The urine was hydrolysed with E. coli b-glucuronidase, alkaninized to pH 9 and extracted with methylene dichloride/trifluoroethanol (92:8). The dried extract was subjected to sequential derivatization. First, the keto-opioids were converted to their respective oximes with the addition of 2% methoxyamine HCl in pyridine. The reaction occurs at room temperature and is complete within 15 minutes. Next, propionic anhydride was added to the pyridine. The available hydroxyl groups at O₃ and O₆ are converted to propionyl esters. The reaction occurs at 56°C and is complete within 15 minutes. The excess derivitizing reagents were evaporated. The residue was purified by liquid extraction from 100 µL of 15% ammonium hydroxide into 1 mL of hexane/chloroform (3:1). The organic phase is dried, reconstituted in 50 µL of ethyl acetate and 1 µL analysed by GC-MS in full scan, m/z 50 to 550 at 1 scan/s.

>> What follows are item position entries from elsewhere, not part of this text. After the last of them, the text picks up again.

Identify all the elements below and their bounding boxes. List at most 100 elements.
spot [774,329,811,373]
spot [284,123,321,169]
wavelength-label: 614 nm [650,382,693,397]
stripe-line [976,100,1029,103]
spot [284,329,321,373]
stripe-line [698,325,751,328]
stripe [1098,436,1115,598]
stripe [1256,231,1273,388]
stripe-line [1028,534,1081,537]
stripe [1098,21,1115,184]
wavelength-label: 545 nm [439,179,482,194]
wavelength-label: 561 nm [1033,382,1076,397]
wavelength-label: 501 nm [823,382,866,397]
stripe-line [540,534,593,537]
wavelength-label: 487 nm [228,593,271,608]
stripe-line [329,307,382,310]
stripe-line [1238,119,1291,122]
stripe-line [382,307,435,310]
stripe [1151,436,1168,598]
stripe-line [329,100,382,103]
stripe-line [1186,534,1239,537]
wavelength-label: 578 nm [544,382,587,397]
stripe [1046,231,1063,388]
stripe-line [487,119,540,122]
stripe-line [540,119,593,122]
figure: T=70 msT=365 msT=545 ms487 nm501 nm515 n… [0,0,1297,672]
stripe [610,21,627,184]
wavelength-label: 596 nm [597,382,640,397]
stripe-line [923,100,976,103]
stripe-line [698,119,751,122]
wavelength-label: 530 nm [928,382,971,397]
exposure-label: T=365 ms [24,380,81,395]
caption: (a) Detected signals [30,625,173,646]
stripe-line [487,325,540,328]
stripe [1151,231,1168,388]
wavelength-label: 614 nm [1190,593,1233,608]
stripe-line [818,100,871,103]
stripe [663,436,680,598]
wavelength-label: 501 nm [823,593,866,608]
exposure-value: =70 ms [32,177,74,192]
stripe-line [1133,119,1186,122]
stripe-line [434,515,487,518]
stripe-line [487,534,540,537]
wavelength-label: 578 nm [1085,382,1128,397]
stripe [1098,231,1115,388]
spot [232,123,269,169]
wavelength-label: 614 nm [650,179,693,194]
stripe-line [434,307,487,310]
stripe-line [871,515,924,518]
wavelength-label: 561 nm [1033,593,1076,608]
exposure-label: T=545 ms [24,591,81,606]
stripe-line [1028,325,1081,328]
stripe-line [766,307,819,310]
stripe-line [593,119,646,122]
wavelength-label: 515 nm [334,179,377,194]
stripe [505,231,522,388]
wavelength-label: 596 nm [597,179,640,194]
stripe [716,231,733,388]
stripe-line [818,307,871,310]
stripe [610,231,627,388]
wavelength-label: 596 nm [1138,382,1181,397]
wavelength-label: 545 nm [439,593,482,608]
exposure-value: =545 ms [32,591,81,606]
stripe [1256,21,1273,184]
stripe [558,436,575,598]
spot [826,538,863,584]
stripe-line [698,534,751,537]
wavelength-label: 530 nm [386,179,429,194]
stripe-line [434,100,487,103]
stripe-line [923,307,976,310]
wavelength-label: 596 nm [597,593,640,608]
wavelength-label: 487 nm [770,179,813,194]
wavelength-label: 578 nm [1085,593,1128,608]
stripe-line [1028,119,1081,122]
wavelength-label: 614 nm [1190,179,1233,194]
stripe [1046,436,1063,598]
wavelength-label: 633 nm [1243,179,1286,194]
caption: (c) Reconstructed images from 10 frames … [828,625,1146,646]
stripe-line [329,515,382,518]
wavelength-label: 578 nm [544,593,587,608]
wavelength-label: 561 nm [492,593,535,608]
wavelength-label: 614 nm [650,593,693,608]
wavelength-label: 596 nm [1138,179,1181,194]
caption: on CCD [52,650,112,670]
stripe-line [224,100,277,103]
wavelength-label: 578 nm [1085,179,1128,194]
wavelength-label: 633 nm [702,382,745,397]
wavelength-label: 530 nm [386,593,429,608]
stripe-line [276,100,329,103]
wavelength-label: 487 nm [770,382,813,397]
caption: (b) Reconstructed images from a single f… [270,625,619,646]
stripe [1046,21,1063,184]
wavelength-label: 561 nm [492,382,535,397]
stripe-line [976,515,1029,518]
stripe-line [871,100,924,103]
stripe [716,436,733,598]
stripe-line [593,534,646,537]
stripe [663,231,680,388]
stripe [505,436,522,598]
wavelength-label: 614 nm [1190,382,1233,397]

Good separation was obtained between all opioids on a 15 m x 0.25 mm DB-1 column (J&W Scientific); a unique mass spectrum is obtained for each. Using naltrexone as the internal standard for the keto-opioids and nalorphine for the others, the day-to-day CVs for hydrocodone, hydromorphone, oxycodone, oxymorphone, codeine and morphine are 7.6, 8.7, 10.9, 8.3, 8.6 and 6.7% at 300 ng/mL and 9.1, 6.0, 10.2, 9.0, 8.3, and 7.9% at 1500 ng/mL. CVs for 6-MAM are 12.0% at both 30 and 150 ng/mL. The method is linear from 25 to 2,000 ng/mL.